Diversified agriculture and forestry company TWK Investments cashed in on a gap in the market left by the war in Ukraine as it grew its exports, particularly of wood chips, as European countries look for alternative sources for timber to Russia.
Revenue from the timber segment, which accounts for more than one-fifth of total revenue, increased 16.7% to R1.88bn, the company said on Wednesday in its 2022 results to end-August. This increase was largely driven by the performance in wood chip exports, lumber and treated pole products, and timber sales.
Wood chips are often used in the production of pulp, which is in turn used for the production of paper, tissues, toilet paper and cardboard boxes.
According to TWK Investments, softwood lumber accounted for almost half of the export value of Belarus, Russia, and Ukraine in 2021. However, the disruption from the war has hit global markets as these countries account for close to one quarter of global lumber shipments in 2021.
“We are getting more queries from Spain, where we do export to, but also Portugal and even Germany,” CEO André Myburgh said on Wednesday in an interview with Business Day.
Asia, including Japan and China, has traditionally been the largest markets for the company headquartered in eMkhondo (formerly Piet Retief) in Mpumalanga. Myburgh added that windfalls such as plantations in Australia becoming smaller, Vietnam reaching near maximum capacity and a weaker rand helped.
In terms of financials, total revenue from continuing operations increased 17.8% to R9.96bn, also helped by improved trading conditions and higher revenue from fertiliser sales. Most of the revenue was generated in its retail and mechanisation segment (50.9%), followed by timber (22%) and grain (17.5%). The rest came from motors and tyres, financial services and corporate.
Net profit after tax rose two fifths to R362.9m and headline earnings per share (HEPS), a measure of profit that strips out impairments and one-off items, jumped 45% to 863c.
The company, with a market cap of R1.88bn at the end of the reporting period, declared a final dividend of 150c.
The company exports most of its products and is in talks with port and freight rail operator Transnet about a possible public-private partnership that could result in it maintaining the part of the port in Richards Bay that it uses.
Myburg said TWK Investments has a plant outside the port and its products are delivered to the port via conveyor belt, but the section inside the port, which Transnet should maintain, is “problematic”.
“We are looking at possibly taking control of that and managing it on their behalf,” he said.
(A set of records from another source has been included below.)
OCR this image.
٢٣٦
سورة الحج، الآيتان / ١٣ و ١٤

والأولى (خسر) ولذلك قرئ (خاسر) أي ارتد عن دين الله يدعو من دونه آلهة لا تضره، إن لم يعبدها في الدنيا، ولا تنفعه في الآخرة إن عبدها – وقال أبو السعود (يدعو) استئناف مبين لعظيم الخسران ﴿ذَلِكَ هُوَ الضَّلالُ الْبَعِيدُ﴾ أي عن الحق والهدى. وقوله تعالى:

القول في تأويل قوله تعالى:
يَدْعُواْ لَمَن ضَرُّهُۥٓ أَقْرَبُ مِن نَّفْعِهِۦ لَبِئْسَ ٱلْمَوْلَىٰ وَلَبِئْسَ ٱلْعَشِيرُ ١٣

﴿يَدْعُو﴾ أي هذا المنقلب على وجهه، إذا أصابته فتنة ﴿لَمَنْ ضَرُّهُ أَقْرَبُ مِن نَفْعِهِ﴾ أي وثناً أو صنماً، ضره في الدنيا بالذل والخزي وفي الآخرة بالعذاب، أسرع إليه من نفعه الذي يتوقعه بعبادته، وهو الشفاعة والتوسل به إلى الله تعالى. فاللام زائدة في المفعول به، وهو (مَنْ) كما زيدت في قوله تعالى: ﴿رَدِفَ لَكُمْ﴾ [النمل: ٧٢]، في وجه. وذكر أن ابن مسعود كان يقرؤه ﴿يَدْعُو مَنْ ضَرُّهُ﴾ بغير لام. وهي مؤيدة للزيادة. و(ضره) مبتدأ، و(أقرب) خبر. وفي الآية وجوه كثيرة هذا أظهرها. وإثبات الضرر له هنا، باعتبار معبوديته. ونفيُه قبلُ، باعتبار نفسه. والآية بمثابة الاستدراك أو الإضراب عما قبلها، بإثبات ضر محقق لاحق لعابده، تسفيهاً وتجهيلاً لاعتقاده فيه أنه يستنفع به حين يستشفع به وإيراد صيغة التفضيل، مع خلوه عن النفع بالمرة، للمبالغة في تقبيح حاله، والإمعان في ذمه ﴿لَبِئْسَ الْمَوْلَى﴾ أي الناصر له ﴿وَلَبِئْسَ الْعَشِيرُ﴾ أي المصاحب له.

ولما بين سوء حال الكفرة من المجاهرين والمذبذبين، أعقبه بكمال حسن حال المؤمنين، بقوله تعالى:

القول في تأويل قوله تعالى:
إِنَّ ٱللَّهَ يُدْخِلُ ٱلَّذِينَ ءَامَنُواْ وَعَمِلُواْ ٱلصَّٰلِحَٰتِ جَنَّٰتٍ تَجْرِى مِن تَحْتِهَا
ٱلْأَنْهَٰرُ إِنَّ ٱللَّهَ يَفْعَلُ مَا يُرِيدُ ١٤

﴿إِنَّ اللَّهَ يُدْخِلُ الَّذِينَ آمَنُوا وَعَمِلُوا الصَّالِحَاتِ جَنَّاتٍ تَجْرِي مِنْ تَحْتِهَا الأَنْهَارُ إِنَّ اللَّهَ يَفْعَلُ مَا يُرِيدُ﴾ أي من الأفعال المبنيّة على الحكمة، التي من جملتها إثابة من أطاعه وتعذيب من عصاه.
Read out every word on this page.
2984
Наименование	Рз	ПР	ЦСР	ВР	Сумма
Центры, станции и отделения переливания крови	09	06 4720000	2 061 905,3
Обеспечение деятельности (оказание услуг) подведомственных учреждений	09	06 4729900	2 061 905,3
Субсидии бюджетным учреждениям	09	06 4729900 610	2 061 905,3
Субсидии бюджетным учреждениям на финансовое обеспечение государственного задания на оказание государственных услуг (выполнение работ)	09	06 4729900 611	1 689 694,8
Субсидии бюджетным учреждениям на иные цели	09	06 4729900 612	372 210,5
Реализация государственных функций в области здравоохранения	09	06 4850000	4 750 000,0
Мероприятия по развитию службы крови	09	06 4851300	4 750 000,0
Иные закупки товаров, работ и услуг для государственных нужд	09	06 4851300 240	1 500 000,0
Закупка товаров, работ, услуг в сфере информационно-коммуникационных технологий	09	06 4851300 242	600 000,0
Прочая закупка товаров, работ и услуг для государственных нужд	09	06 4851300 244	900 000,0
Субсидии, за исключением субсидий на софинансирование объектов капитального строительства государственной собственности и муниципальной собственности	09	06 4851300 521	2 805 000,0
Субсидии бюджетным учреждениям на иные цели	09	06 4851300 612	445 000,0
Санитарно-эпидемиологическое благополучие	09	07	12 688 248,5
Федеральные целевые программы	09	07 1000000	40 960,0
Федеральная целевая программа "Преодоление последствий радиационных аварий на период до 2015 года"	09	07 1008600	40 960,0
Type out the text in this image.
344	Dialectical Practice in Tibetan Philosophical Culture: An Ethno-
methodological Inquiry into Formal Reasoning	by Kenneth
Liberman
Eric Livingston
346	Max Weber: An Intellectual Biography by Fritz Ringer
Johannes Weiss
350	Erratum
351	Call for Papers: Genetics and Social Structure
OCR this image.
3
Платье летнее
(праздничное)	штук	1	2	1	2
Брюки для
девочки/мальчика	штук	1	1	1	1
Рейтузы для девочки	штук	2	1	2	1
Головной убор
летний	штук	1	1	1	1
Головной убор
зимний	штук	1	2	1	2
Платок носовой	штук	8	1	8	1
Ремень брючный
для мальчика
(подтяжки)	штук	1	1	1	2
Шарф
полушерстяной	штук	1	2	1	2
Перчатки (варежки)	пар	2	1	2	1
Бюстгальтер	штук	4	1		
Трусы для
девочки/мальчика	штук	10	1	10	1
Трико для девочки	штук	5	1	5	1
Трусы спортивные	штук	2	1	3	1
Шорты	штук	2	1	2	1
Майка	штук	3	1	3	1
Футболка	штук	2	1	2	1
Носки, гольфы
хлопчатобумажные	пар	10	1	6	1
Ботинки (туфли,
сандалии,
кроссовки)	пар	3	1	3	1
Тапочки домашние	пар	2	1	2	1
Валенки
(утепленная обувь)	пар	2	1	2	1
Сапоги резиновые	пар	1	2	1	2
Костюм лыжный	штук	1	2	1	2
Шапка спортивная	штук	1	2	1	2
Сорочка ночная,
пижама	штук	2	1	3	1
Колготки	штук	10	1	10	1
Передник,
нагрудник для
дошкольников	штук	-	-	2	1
Anthony Clark, an analyst at Small Talk Daily Research, believes TWK Investments will continue to benefit from the demand for paper and pulp productions, particularly as state-owned SA Forestry Company (Safcol) remains in dire need of access to more land for planting forests to service the surging demand for timber.
“If you’re a private business, in due course, as these biological assets grow, the underlying resource that you have will increase in demand. If the state is unable to provide logs, the private sector will pick up the slack and that is where the real money will be made,” he said.